Here’s our summary of the main proposals which are to be taken forward, and those which are not:

Proposals / reforms flowing from the Taylor Review which the Government has indicated will go ahead:

  • introduction of a new right for all workers, including zero-hour and agency workers, to request “a more stable contract”;
  • extension of the right to receive a payslip to all workers and a requirement that employers must state the hours being paid for on the payslips of time-paid workers
  • assistance from the state, through HMRC, will be given to workers to enforce national minimum wage, holiday and sickness rights;
  • introduction of a new ‘naming and shaming’ scheme for employers who fail to pay employment tribunal awards;
  • quadruple increase, from £5,000 to at least £20,000 for employers found to have committed an aggravated breach of employment legislation;
  • the Low Pay Commission will consider the impact of higher minimum wage rates for workers on zero-hour contracts;
  • new definition of ‘working time’ for flexible workers who find jobs through apps or online portals so they know when they should be being paid; and
  • further action to ensure unpaid interns are not doing the job of a worker.

Proposals / reforms which we now know won’t be going ahead: 

  • the recommendation for workers to be able to receive rolled-up holiday pay has been rejected as this is contrary to EU law;
  • the recommendation that employers have the burden of proof in employment status cases has been rejected, for now, pending the development of an online tool to check employment status;
  • as an aside, the Government has taken the opportunity to confirm that no reform will be made in respect of non-compete clauses – they are viewed as being valuable and necessary and will remain.

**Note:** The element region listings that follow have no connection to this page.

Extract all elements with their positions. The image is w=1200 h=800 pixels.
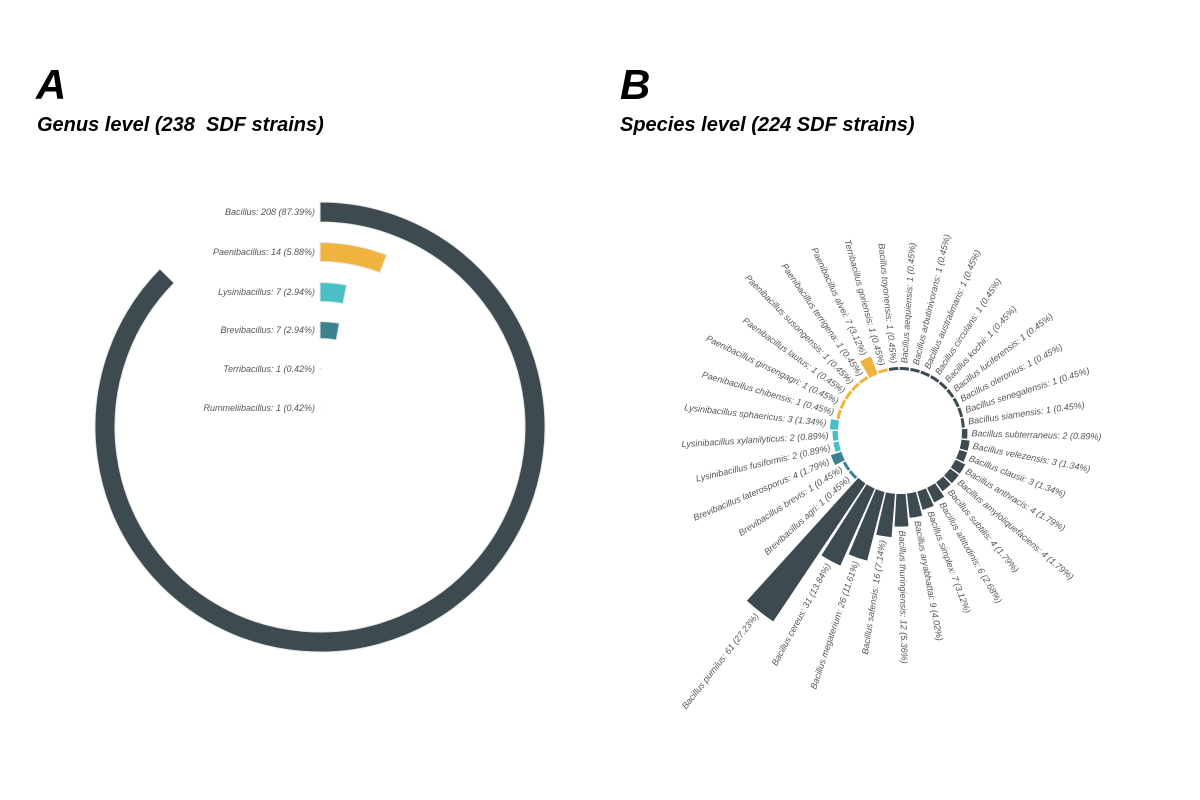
species-bar-bacillus-circulans bbox=[929, 375, 940, 383]
species-bar-bacillus-simplex bbox=[917, 488, 934, 510]
species-label-lysinibacillus-xylanilyticus: Lysinibacillus xylanilyticus: 2 (0.89%) bbox=[681, 431, 829, 450]
species-bar-paenibacillus-susongensis bbox=[851, 382, 860, 392]
genus-label-rummeliibacillus: Rummeliibacillus: 1 (0.42%) bbox=[203, 403, 315, 413]
species-bar-lysinibacillus-xylanilyticus bbox=[832, 430, 839, 441]
genus-label-lysinibacillus: Lysinibacillus: 7 (2.94%) bbox=[218, 287, 315, 297]
species-label-bacillus-subterraneus: Bacillus subterraneus: 2 (0.89%) bbox=[971, 428, 1101, 441]
species-bar-paenibacillus-terrigena bbox=[858, 376, 869, 384]
species-label-bacillus-thuringiensis: Bacillus thuringiensis: 12 (5.36%) bbox=[897, 531, 909, 664]
species-bar-lysinibacillus-fusiformis bbox=[833, 441, 841, 453]
genus-label-terribacillus: Terribacillus: 1 (0.42%) bbox=[223, 364, 315, 374]
species-bar-paenibacillus-lautus bbox=[844, 390, 853, 400]
panel-a-title: Genus level (238 SDF strains) bbox=[37, 114, 324, 136]
species-bar-bacillus-pumilus bbox=[746, 477, 866, 622]
genus-bar-brevibacillus bbox=[319, 320, 340, 341]
species-bar-bacillus-subtilis bbox=[936, 476, 951, 492]
species-bar-lysinibacillus-sphaericus bbox=[829, 419, 840, 430]
panel-b-title: Species level (224 SDF strains) bbox=[620, 114, 915, 136]
panel-a-letter: A bbox=[36, 61, 67, 108]
species-bar-terribacillus-goriensis bbox=[878, 368, 888, 374]
species-bar-bacillus-luciferensis bbox=[946, 388, 955, 399]
species-bar-paenibacillus-ginsengagri bbox=[839, 399, 847, 410]
genus-bar-rummeliibacillus bbox=[319, 406, 322, 410]
genus-label-bacillus: Bacillus: 208 (87.39%) bbox=[225, 207, 315, 217]
species-bar-brevibacillus-brevis bbox=[842, 461, 851, 471]
species-bar-bacillus-cereus bbox=[821, 484, 875, 566]
genus-bar-bacillus bbox=[94, 201, 546, 653]
species-bar-paenibacillus-alvei bbox=[860, 356, 878, 379]
genus-label-brevibacillus: Brevibacillus: 7 (2.94%) bbox=[220, 325, 315, 335]
species-label-bacillus-pumilus: Bacillus pumilus: 61 (27.23%) bbox=[680, 611, 761, 711]
species-bar-bacillus-safensis bbox=[876, 492, 896, 538]
species-circular-bar-chart: Bacillus pumilus: 61 (27.23%) Bacillus ce… bbox=[680, 233, 1102, 711]
panel-b-letter: B bbox=[620, 61, 651, 108]
species-bar-paenibacillus-chibensis bbox=[836, 409, 842, 420]
species-bar-bacillus-toyonensis bbox=[888, 367, 899, 371]
species-bar-bacillus-clausii bbox=[956, 449, 968, 462]
genus-radial-bar-chart: Bacillus: 208 (87.39%) Paenibacillus: 14 … bbox=[94, 201, 546, 653]
genus-bar-paenibacillus bbox=[319, 241, 388, 274]
species-bar-bacillus-oleronius bbox=[952, 397, 960, 408]
genus-bar-terribacillus bbox=[319, 367, 323, 371]
species-bar-bacillus-arbutinivorans bbox=[910, 367, 920, 373]
species-bar-bacillus-aequiensis bbox=[899, 366, 910, 371]
genus-bar-lysinibacillus bbox=[319, 281, 348, 305]
species-bar-bacillus-australimaris bbox=[920, 370, 931, 378]
species-bar-bacillus-altitudinis bbox=[927, 483, 945, 503]
species-bar-brevibacillus-agri bbox=[848, 470, 858, 480]
species-bar-bacillus-aryabhattai bbox=[906, 491, 923, 518]
genus-label-paenibacillus: Paenibacillus: 14 (5.88%) bbox=[213, 247, 315, 257]
species-bar-bacillus-anthracis bbox=[950, 459, 966, 474]
species-bar-bacillus-velezensis bbox=[959, 439, 970, 451]
species-bar-bacillus-subterraneus bbox=[961, 428, 968, 439]
species-bar-bacillus-amyloliquefaciens bbox=[944, 468, 959, 484]
species-bar-brevibacillus-laterosporus bbox=[830, 451, 845, 466]
species-bar-bacillus-kochii bbox=[938, 381, 948, 390]
species-bar-bacillus-thuringiensis bbox=[894, 493, 909, 527]
species-bar-bacillus-siamensis bbox=[960, 418, 965, 428]
species-bar-bacillus-megaterium bbox=[848, 489, 885, 561]
species-bar-bacillus-senegalensis bbox=[957, 407, 964, 418]
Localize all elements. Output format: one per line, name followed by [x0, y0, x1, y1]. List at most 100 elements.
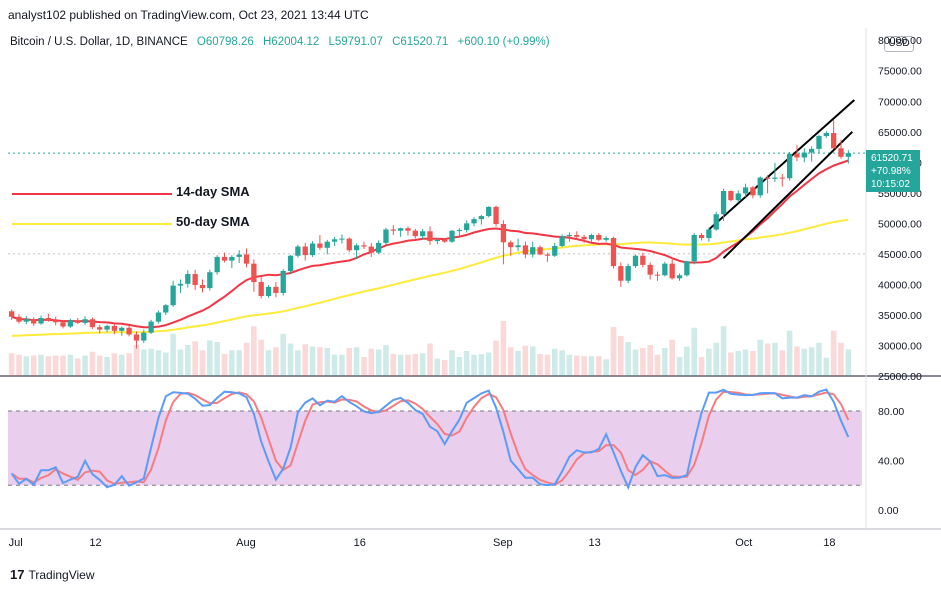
- volume-bar: [89, 351, 96, 376]
- candle-body: [185, 274, 191, 284]
- candle-body: [295, 246, 301, 256]
- candle-body: [412, 230, 418, 237]
- price-tick-label: 65000.00: [878, 127, 922, 139]
- volume-bar: [654, 354, 661, 376]
- candle-body: [405, 228, 411, 231]
- candle-body: [229, 256, 235, 261]
- candle-body: [816, 136, 822, 149]
- candle-body: [368, 246, 374, 253]
- volume-bar: [507, 347, 514, 376]
- footer-brand[interactable]: 17 TradingView: [10, 567, 95, 582]
- symbol-name[interactable]: Bitcoin / U.S. Dollar, 1D, BINANCE: [10, 36, 188, 48]
- volume-bar: [383, 345, 389, 376]
- volume-bar: [449, 350, 455, 376]
- volume-bar: [317, 347, 323, 376]
- volume-bar: [772, 342, 778, 376]
- candle-body: [302, 246, 308, 256]
- volume-bar: [588, 356, 595, 376]
- volume-bar: [522, 345, 529, 376]
- candle-body: [522, 245, 529, 255]
- candle-body: [544, 254, 551, 256]
- candle-body: [801, 152, 807, 158]
- volume-bar: [287, 343, 294, 376]
- currency-badge[interactable]: USD: [884, 36, 914, 52]
- volume-bar: [302, 344, 309, 376]
- volume-bar: [104, 357, 110, 376]
- volume-bar: [537, 354, 543, 376]
- candle-body: [654, 274, 661, 276]
- volume-bar: [529, 346, 536, 376]
- volume-bar: [309, 346, 316, 376]
- candle-body: [141, 332, 147, 341]
- volume-bar: [126, 353, 132, 376]
- candle-body: [258, 281, 264, 297]
- time-tick-label: Aug: [236, 537, 256, 549]
- volume-bar: [192, 341, 198, 376]
- volume-bar: [214, 342, 220, 376]
- candle-body: [464, 223, 470, 231]
- volume-bar: [368, 348, 375, 376]
- candle-body: [618, 266, 624, 281]
- candle-body: [97, 327, 103, 330]
- candle-body: [420, 231, 426, 237]
- volume-bar: [706, 348, 712, 376]
- volume-bar: [236, 350, 242, 376]
- time-tick-label: Jul: [9, 537, 23, 549]
- candle-body: [500, 223, 507, 243]
- candle-body: [214, 256, 220, 273]
- volume-bar: [185, 345, 191, 376]
- volume-bar: [603, 359, 609, 376]
- candle-body: [588, 234, 595, 240]
- candle-body: [324, 241, 330, 248]
- candle-body: [794, 153, 800, 158]
- candle-body: [508, 242, 514, 248]
- volume-bar: [427, 343, 433, 376]
- candle-body: [808, 148, 815, 153]
- tradingview-logo-icon: 17: [10, 567, 25, 582]
- candle-body: [456, 230, 462, 232]
- volume-bar: [111, 353, 118, 376]
- volume-bar: [229, 350, 235, 376]
- candle-body: [148, 321, 154, 333]
- volume-bar: [456, 357, 463, 376]
- bar-countdown: 10:15:02: [871, 179, 910, 190]
- price-tick-label: 30000.00: [878, 340, 922, 352]
- candle-body: [251, 263, 257, 282]
- volume-bar: [845, 349, 852, 376]
- volume-bar: [515, 351, 521, 376]
- time-tick-label: 12: [89, 537, 101, 549]
- last-price-tag: 61520.71 +70.98% 10:15:02: [866, 150, 920, 192]
- candle-body: [199, 285, 206, 289]
- volume-bar: [551, 348, 558, 376]
- volume-bar: [559, 350, 565, 376]
- candle-body: [757, 177, 763, 196]
- candle-body: [390, 229, 396, 231]
- candle-body: [170, 285, 176, 306]
- time-tick-label: 16: [354, 537, 366, 549]
- volume-bar: [618, 336, 624, 376]
- volume-bar: [596, 356, 602, 376]
- price-tick-label: 80000.00: [878, 35, 922, 47]
- volume-bar: [140, 349, 147, 376]
- volume-bar: [676, 357, 683, 376]
- candle-body: [192, 274, 198, 286]
- candle-body: [104, 325, 110, 330]
- candle-body: [339, 238, 345, 240]
- candle-body: [478, 216, 485, 220]
- candle-body: [38, 318, 44, 324]
- candle-body: [603, 238, 609, 240]
- candle-body: [221, 256, 228, 261]
- candle-body: [16, 316, 22, 322]
- candle-body: [265, 286, 272, 297]
- volume-bar: [640, 348, 646, 376]
- volume-bar: [339, 354, 345, 376]
- candle-body: [493, 206, 499, 224]
- volume-bar: [838, 342, 844, 376]
- candle-body: [831, 133, 837, 149]
- stoch-tick-label: 80.00: [878, 406, 904, 418]
- volume-bar: [177, 349, 184, 376]
- volume-bar: [30, 355, 37, 376]
- candle-body: [273, 286, 279, 293]
- candle-body: [177, 283, 184, 286]
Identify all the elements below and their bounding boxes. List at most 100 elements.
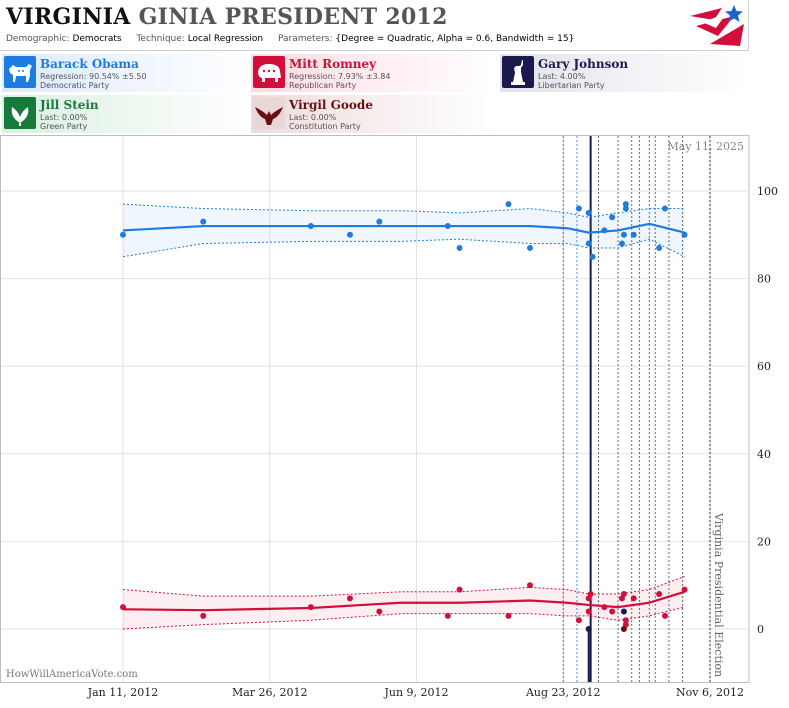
header-divider (0, 50, 749, 51)
legend-info-johnson: Last: 4.00% Libertarian Party (538, 72, 605, 90)
legend-party-johnson: Libertarian Party (538, 81, 605, 90)
legend-card-johnson: Gary Johnson Last: 4.00% Libertarian Par… (500, 54, 744, 92)
legend-party-goode: Constitution Party (289, 122, 361, 131)
legend-info-stein: Last: 0.00% Green Party (40, 113, 87, 131)
data-point (661, 205, 668, 212)
data-point (575, 617, 582, 624)
watermark: HowWillAmericaVote.com (6, 669, 138, 680)
eagle-icon (253, 97, 285, 129)
demographic-value: Democrats (72, 34, 122, 44)
legend-stat-romney: Regression: 7.93% ±3.84 (289, 72, 391, 81)
parameters-value: {Degree = Quadratic, Alpha = 0.6, Bandwi… (335, 34, 575, 44)
legend-card-romney: Mitt Romney Regression: 7.93% ±3.84 Repu… (251, 54, 495, 92)
data-point (622, 201, 629, 208)
legend-party-romney: Republican Party (289, 81, 357, 90)
data-point (346, 231, 353, 238)
page-title: VIRGINIA GINIA PRESIDENT 2012 (6, 4, 448, 30)
data-point (585, 240, 592, 247)
data-point (505, 201, 512, 208)
data-point (307, 223, 314, 230)
data-point (585, 209, 592, 216)
y-tick-label: 80 (757, 273, 771, 286)
legend-name-johnson: Gary Johnson (538, 57, 629, 71)
data-point (630, 595, 637, 602)
data-point (575, 205, 582, 212)
x-tick-label: Mar 26, 2012 (232, 686, 308, 699)
chart-area: 0 20 40 60 80 100 Jan 11, 2012 Mar 26, 2012 Jun … (0, 135, 789, 704)
header: VIRGINIA GINIA PRESIDENT 2012 Demographi… (0, 0, 789, 51)
data-point (307, 604, 314, 611)
band-lower-line (122, 606, 685, 630)
data-point (620, 608, 627, 615)
y-tick-label: 60 (757, 360, 771, 373)
legend-stat-johnson: Last: 4.00% (538, 72, 586, 81)
data-point (609, 214, 616, 221)
title-rest: GINIA PRESIDENT 2012 (138, 4, 448, 30)
technique-label: Technique: (136, 34, 185, 44)
data-point (656, 244, 663, 251)
legend-stat-goode: Last: 0.00% (289, 113, 337, 122)
data-point (376, 608, 383, 615)
data-point (444, 612, 451, 619)
data-point (620, 231, 627, 238)
band-lower-line (122, 238, 685, 258)
data-point (456, 586, 463, 593)
trend-line (122, 590, 685, 612)
data-point (601, 227, 608, 234)
confidence-band (123, 204, 685, 257)
x-tick-label: Nov 6, 2012 (676, 686, 744, 699)
data-point (620, 590, 627, 597)
elephant-icon (253, 56, 285, 88)
legend-name-goode: Virgil Goode (289, 98, 373, 112)
parameters-line: Demographic: Democrats Technique: Local … (6, 34, 586, 44)
y-tick-label: 20 (757, 535, 771, 548)
legend-info-romney: Regression: 7.93% ±3.84 Republican Party (289, 72, 390, 90)
header-right-divider (748, 0, 749, 51)
legend-party-obama: Democratic Party (40, 81, 110, 90)
data-point (622, 205, 629, 212)
legend-name-stein: Jill Stein (40, 98, 99, 112)
parameters-label: Parameters: (277, 34, 333, 44)
data-point (609, 608, 616, 615)
data-point (589, 253, 596, 260)
y-tick-label: 40 (757, 448, 771, 461)
x-tick-label: Aug 23, 2012 (525, 686, 601, 699)
legend-party-stein: Green Party (40, 122, 88, 131)
legend-stat-stein: Last: 0.00% (40, 113, 88, 122)
trend-line (122, 222, 685, 234)
donkey-icon (4, 56, 36, 88)
date-label: May 11, 2025 (667, 140, 744, 153)
legend-card-goode: Virgil Goode Last: 0.00% Constitution Pa… (251, 95, 495, 133)
data-point (601, 604, 608, 611)
data-point (587, 590, 594, 597)
data-point (656, 590, 663, 597)
data-point (630, 231, 637, 238)
data-point (120, 604, 126, 611)
data-point (585, 626, 592, 632)
leaf-icon (4, 97, 36, 129)
band-upper-line (122, 203, 685, 218)
technique-value: Local Regression (187, 34, 264, 44)
data-point (618, 240, 625, 247)
legend-name-romney: Mitt Romney (289, 57, 377, 71)
poll-chart: 0 20 40 60 80 100 Jan 11, 2012 Mar 26, 2012 Jun … (0, 135, 778, 699)
data-point (526, 582, 533, 589)
data-point (346, 595, 353, 602)
legend-stat-obama: Regression: 90.54% ±5.50 (40, 72, 147, 81)
flag-star-logo-icon (690, 5, 744, 46)
data-point (200, 218, 207, 225)
band-upper-line (122, 575, 685, 597)
data-point (526, 244, 533, 251)
legend-card-obama: Barack Obama Regression: 90.54% ±5.50 De… (2, 54, 246, 92)
y-tick-label: 0 (757, 623, 764, 636)
demographic-label: Demographic: (6, 34, 70, 44)
y-tick-label: 100 (757, 185, 778, 198)
data-point (681, 231, 688, 238)
legend-info-goode: Last: 0.00% Constitution Party (289, 113, 361, 131)
liberty-statue-icon (502, 56, 534, 88)
x-tick-label: Jan 11, 2012 (87, 686, 159, 699)
data-point (585, 608, 592, 615)
x-tick-label: Jun 9, 2012 (383, 686, 448, 699)
data-point (456, 244, 463, 251)
data-point (376, 218, 383, 225)
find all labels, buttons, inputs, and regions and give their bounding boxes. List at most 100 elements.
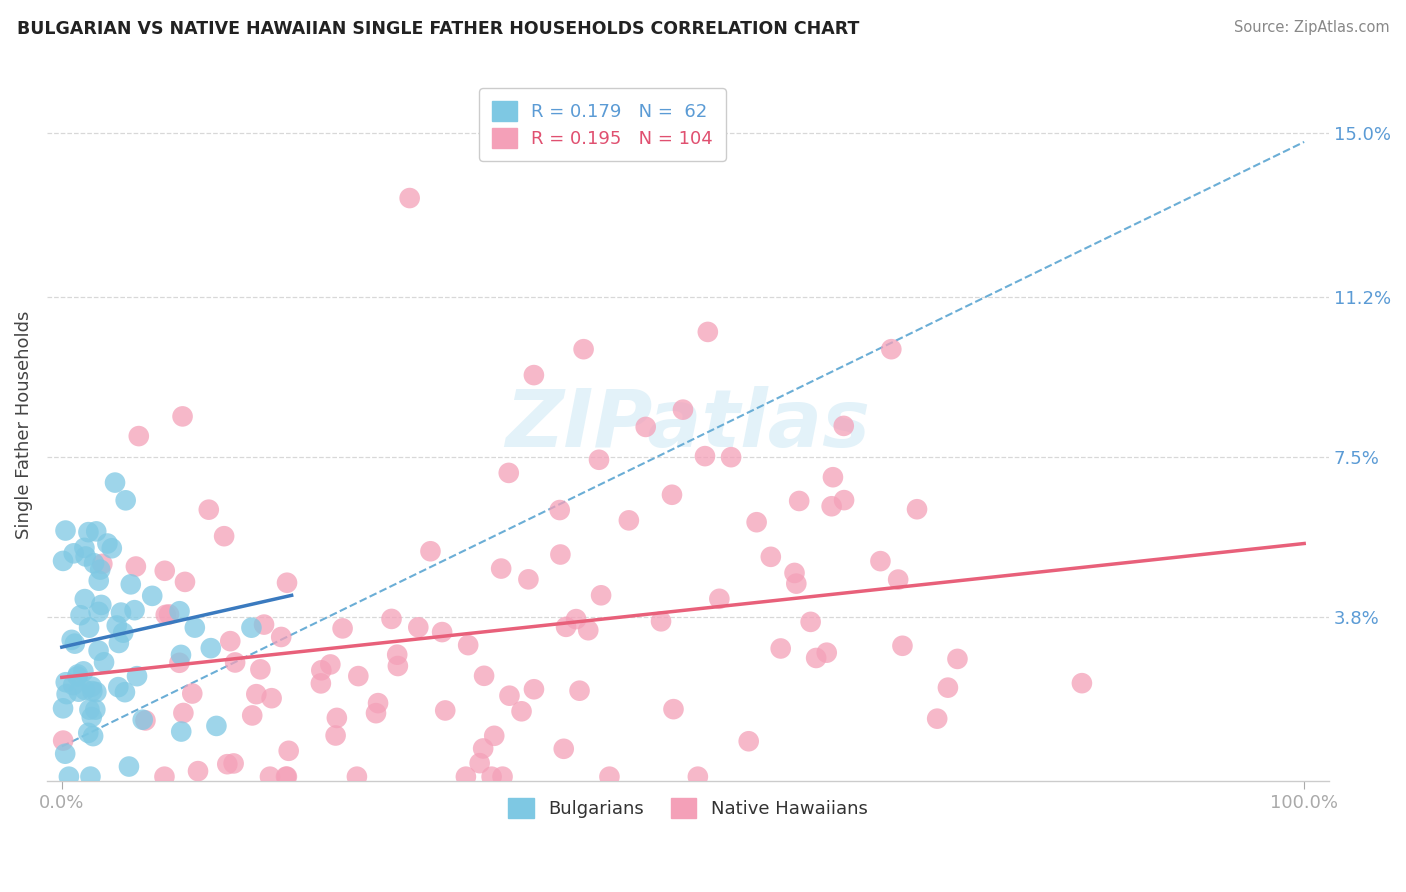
Point [66,669,89,683]
Point [222,756,245,771]
Point [832,418,855,433]
Point [73,592,96,607]
Point [398,191,420,205]
Point [326,711,349,725]
Point [118,759,141,773]
Point [87,643,110,657]
Point [55,687,77,701]
Point [181,686,204,700]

And, finally, it may have escaped the headlines but didn’t escape our attention – nestled deep in the report at page 50 is the suggestion that the Government may be considering the reintroduction of Tribunal fees. The Government reminds us that the Supreme Court in R (on the application of Unison) v Lord Chancellor did not find the charging of fees as being wrong in principle and accepted that fees were a legitimate means of making resources available to the system of courts and tribunals. They are reviewing the Supreme Court’s Judgment “carefully”. One possibility if fees are reintroduced, is for claims regarding employment status to be exempt and not attract a fee under that system.